Tuesday, May 3, 2011
i'm having a really hard time not being able to plan after this month.
do you ever just say out loud "why can't we just get what we want?!"
yeah i said that.
and the minute i said it i felt guilty. so dang guilty.
i was so focused on one thing...not knowing where we're going to be after may 31st. not knowing is harder for me than doing and going through something hard. is it like that for anyone else?
for example when jake was getting ready to deploy, the not knowing how it was going to be without him was harder than actually doing a year long span of time without him. well, not really, but i feel like i was more anxious over not knowing what it was going to be like and i worked myself up into a tissy before he left. while he was gone we struggled (with my oldest son mainly) but we did it.
yeah, the unknown is harder for me.
and the minute i said it, the next thought was "but you've been given so much."
then i listed all the things that i get on a daily basis that i take for granted. like(just a few but not all!):
-we're healthy and we've never been hungry.

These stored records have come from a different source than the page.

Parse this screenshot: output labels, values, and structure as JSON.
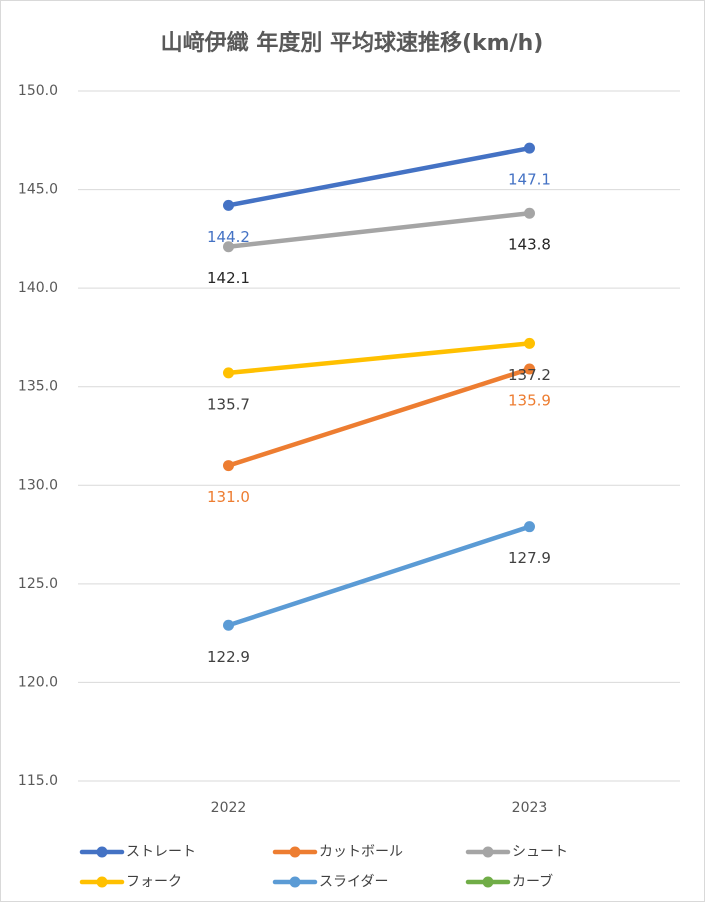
{
  "chart_data": {
    "type": "line",
    "title": "山﨑伊織 年度別 平均球速推移(km/h)",
    "categories": [
      "2022",
      "2023"
    ],
    "series": [
      {
        "name": "ストレート",
        "color": "#4472c4",
        "label_color": "#4472c4",
        "values": [
          144.2,
          147.1
        ],
        "value_labels": [
          "144.2",
          "147.1"
        ]
      },
      {
        "name": "カットボール",
        "color": "#ed7d31",
        "label_color": "#ed7d31",
        "values": [
          131.0,
          135.9
        ],
        "value_labels": [
          "131.0",
          "135.9"
        ]
      },
      {
        "name": "シュート",
        "color": "#a5a5a5",
        "label_color": "#262626",
        "values": [
          142.1,
          143.8
        ],
        "value_labels": [
          "142.1",
          "143.8"
        ]
      },
      {
        "name": "フォーク",
        "color": "#ffc000",
        "label_color": "#404040",
        "values": [
          135.7,
          137.2
        ],
        "value_labels": [
          "135.7",
          "137.2"
        ]
      },
      {
        "name": "スライダー",
        "color": "#5b9bd5",
        "label_color": "#404040",
        "values": [
          122.9,
          127.9
        ],
        "value_labels": [
          "122.9",
          "127.9"
        ]
      },
      {
        "name": "カーブ",
        "color": "#70ad47",
        "values": [
          null,
          null
        ]
      }
    ],
    "ylim": [
      115,
      150
    ],
    "yticks": [
      {
        "value": 115,
        "label": "115.0"
      },
      {
        "value": 120,
        "label": "120.0"
      },
      {
        "value": 125,
        "label": "125.0"
      },
      {
        "value": 130,
        "label": "130.0"
      },
      {
        "value": 135,
        "label": "135.0"
      },
      {
        "value": 140,
        "label": "140.0"
      },
      {
        "value": 145,
        "label": "145.0"
      },
      {
        "value": 150,
        "label": "150.0"
      }
    ],
    "grid": true,
    "legend": "bottom"
  }
}
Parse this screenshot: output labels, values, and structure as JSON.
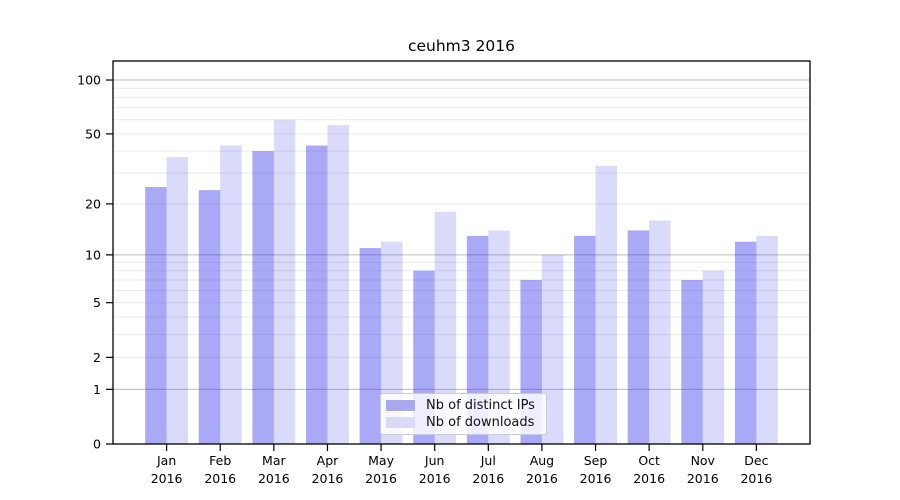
{
  "chart_data": {
    "type": "bar",
    "title": "ceuhm3 2016",
    "categories": [
      "Jan 2016",
      "Feb 2016",
      "Mar 2016",
      "Apr 2016",
      "May 2016",
      "Jun 2016",
      "Jul 2016",
      "Aug 2016",
      "Sep 2016",
      "Oct 2016",
      "Nov 2016",
      "Dec 2016"
    ],
    "series": [
      {
        "name": "Nb of distinct IPs",
        "values": [
          25,
          24,
          40,
          43,
          11,
          8,
          13,
          7,
          13,
          14,
          7,
          12
        ],
        "fill": "rgba(45,45,235,0.41)",
        "solid_color": "#a9a9f1"
      },
      {
        "name": "Nb of downloads",
        "values": [
          37,
          43,
          60,
          56,
          12,
          18,
          14,
          10,
          33,
          16,
          8,
          13
        ],
        "fill": "rgba(45,45,235,0.175)",
        "solid_color": "#dadaf8"
      }
    ],
    "yscale": "log1p",
    "ylim": [
      0,
      127
    ],
    "yticks": [
      0,
      1,
      2,
      5,
      10,
      20,
      50,
      100
    ],
    "major_gridlines": [
      1,
      10,
      100
    ],
    "minor_gridlines": [
      2,
      3,
      4,
      5,
      6,
      7,
      8,
      9,
      20,
      30,
      40,
      50,
      60,
      70,
      80,
      90
    ],
    "grid": "on",
    "legend_position": "lower center",
    "colors": {
      "major_grid": "#bcbcbc",
      "minor_grid": "#eaeaea",
      "axis": "#000000"
    }
  }
}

-we have enough to suffice our needs.
-we've planned for unexpected emergencies and are reaping in those blessings.
-my oldest child is doing so well compared to what we were going through a few months ago and leaps and bounds to what he was going through 3 years ago.
-my three other children are happy and doing well
-we are happy.
-we have each other.
-my spouse walks with me
-my spouse makes me laugh
-my spouse loves me and comforts me and makes fun of me so i can make fun of myself and then i can laugh about it.
-we have a second home we can stay in (and half the mortgage payment!) than this house which is in the works of being sold. (yet another blessing)
-thankfully we just moved into this house 6 months ago and i dejunk on a regular basis so packing is going really fast and easy.
-we have options...we just are waiting to see what, where, and with who is the best option.
so yeah. i need to just let go. i need to let go of my personality flaw of needing to know, needing to schedule, needing to plan.
so if you don't mind i'm going to rock myself into a little corner and keep telling myself over and over and over again "i don't need to plan." till i actually start believing it.